As summed up by a resident interviewed by former Jerusalem Post correspondent Abe Selig, “Since when is anyone thinking about giving Gilo away? And if we’re not giving it away, why on earth can’t we build here?” The country quickly internalized the new reality and when, during US Vice President Joe Biden’s visit in March, the approval of 1,600 units in Ramat Shlomo was widely seen as an unforgivable faux pas both here and abroad. Relief at Biden’s mild rebuke during a Tel Aviv University address was short-lived. The Obama administration evidently felt his admonition was not strong enough, and Secretary of State Hillary Clinton soon added her own censure, calling the move “insulting to the United States.”
While the government made it clear that it had no intention of canceling the plan, Interior Minister Eli Yishai apologized for the timing of the announcement.
“The approval was a purely technical matter, and we had no intention of insulting or seeking a confrontation with the US vice president,” he said.
Netanyahu pledged to set up a committee to formulate regulations that would prevent similar announcements at sensitive times in the future.
Since the Ramat Shlomo incident, there has been speculation of a de facto construction freeze in east Jerusalem. Though some 433 units have been approved since Biden’s visit, the Post recently reported that in the three months before he came, more than 3,000 units passed some level of approval.

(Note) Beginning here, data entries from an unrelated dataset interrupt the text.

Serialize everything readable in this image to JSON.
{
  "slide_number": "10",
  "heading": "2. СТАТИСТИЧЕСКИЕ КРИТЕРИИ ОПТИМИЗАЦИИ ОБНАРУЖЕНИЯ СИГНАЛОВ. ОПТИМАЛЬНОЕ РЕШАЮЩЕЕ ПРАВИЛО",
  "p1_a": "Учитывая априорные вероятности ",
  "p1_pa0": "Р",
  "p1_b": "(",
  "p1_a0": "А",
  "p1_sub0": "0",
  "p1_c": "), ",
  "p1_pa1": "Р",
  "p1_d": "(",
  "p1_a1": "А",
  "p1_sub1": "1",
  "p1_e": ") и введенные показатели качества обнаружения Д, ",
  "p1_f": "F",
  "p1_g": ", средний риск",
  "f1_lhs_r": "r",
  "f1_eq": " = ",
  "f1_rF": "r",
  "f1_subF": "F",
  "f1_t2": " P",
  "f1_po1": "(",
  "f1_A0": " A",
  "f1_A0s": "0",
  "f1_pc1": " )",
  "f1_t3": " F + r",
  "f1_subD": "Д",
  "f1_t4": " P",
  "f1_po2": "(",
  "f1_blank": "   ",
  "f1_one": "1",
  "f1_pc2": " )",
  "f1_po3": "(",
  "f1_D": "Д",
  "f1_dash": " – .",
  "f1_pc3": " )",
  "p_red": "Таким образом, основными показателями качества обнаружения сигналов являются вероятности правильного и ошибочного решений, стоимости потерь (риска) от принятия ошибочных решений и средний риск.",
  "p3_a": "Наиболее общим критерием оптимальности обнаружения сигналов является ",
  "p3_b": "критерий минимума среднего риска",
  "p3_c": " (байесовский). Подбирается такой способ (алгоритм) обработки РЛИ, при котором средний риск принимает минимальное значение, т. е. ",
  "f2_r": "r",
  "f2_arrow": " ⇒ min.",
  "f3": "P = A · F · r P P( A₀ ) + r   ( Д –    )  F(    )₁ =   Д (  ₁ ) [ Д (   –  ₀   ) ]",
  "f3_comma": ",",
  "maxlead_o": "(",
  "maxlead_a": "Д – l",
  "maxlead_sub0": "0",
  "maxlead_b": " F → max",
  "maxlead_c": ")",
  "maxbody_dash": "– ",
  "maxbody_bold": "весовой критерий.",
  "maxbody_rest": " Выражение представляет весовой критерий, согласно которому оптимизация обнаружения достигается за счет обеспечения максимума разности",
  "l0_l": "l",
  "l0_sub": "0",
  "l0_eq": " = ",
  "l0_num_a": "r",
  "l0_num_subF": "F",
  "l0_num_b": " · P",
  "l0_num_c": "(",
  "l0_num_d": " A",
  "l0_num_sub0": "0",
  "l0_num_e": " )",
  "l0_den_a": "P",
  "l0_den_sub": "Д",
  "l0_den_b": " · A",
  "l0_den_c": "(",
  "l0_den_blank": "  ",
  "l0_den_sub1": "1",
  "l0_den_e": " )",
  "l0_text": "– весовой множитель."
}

Though former prime ministers have discussed incorporating the capital’s Arab neighborhoods into a future Palestinian state, the Jewish areas over the Green Line but within the municipal borders have always been viewed as consensus neighborhoods, even by many on the Left.
“Today I wouldn’t say that Ramat Shlomo is a test,” dovish city councillor Meir Margalit told Post reporter Melanie Lidman. “Today I’d say that Sheikh Jarrah and Silwan are the test, not Ramat Shlomo. Today it doesn’t matter if they build 1,000 houses in Ramat Shlomo. It would bother me more if Jews took a single house in Sheikh Jarrah or Silwan. One house in Sheikh Jarrah is worse than 1,000 houses in Ramat Shlomo.”
When construction in Pisgat Ze’ev was approved in August, Meretz city councillor Pepe Alalu criticized the timing of the plan but not the substance.
“I’ve always said that I don’t have a problem with building in Pisgat Ze’ev in general,” Alalu said.
According to Jonathan Schanzer, vice president of the Research Foundation for Defense of Democracies, President Barack Obama’s condemnation of the construction projects in Gilo and Ramat Shlomo appears to represent a rather drastic change in US policy.
“The president’s approach, which differed drastically from what his predecessor George W. Bush put in writing, appears to assume that anything over the 1967 lines is Palestinian. Of course, this approach challenges the facts on the ground,” he says.
Indeed, he adds, Washington has – sometimes reluctantly – seen all of the capital’s Jewish neighborhoods remaining in Israeli hands in a final-status agreement.
“The tacit understanding in Washington in recent years has been that the majority of Israeli residents living in the cluster of communities extending eastward from Jerusalem – totaling some 200,000 people – would be folded into Israel’s final borders, should a peace deal be struck with the Palestinians. Because these communities extend beyond the 1967 borders, it was expected that land swaps or other deals would be made to accommodate Palestinian demands,” he says.
But with direct talks with the Palestinian Authority already under way, could the change in the consensus in Washington over Jewish neighborhoods over the Green Line in Jerusalem impact their future? “As we have seen in the past, everything is negotiable.
But if the president views these areas as Palestinian territorial concessions, we may assume that he will ask Israel to cede territory elsewhere on the Israeli side of the Green Line,” says Schanzer.
With the construction freeze due to expire in a few weeks and the fragile peace talks preempted by a terror attack, it is too soon to draw conclusions about Jerusalem’s future. But it seems that the politically, religiously and culturally fractured city has become just a little bit more divided in the past year.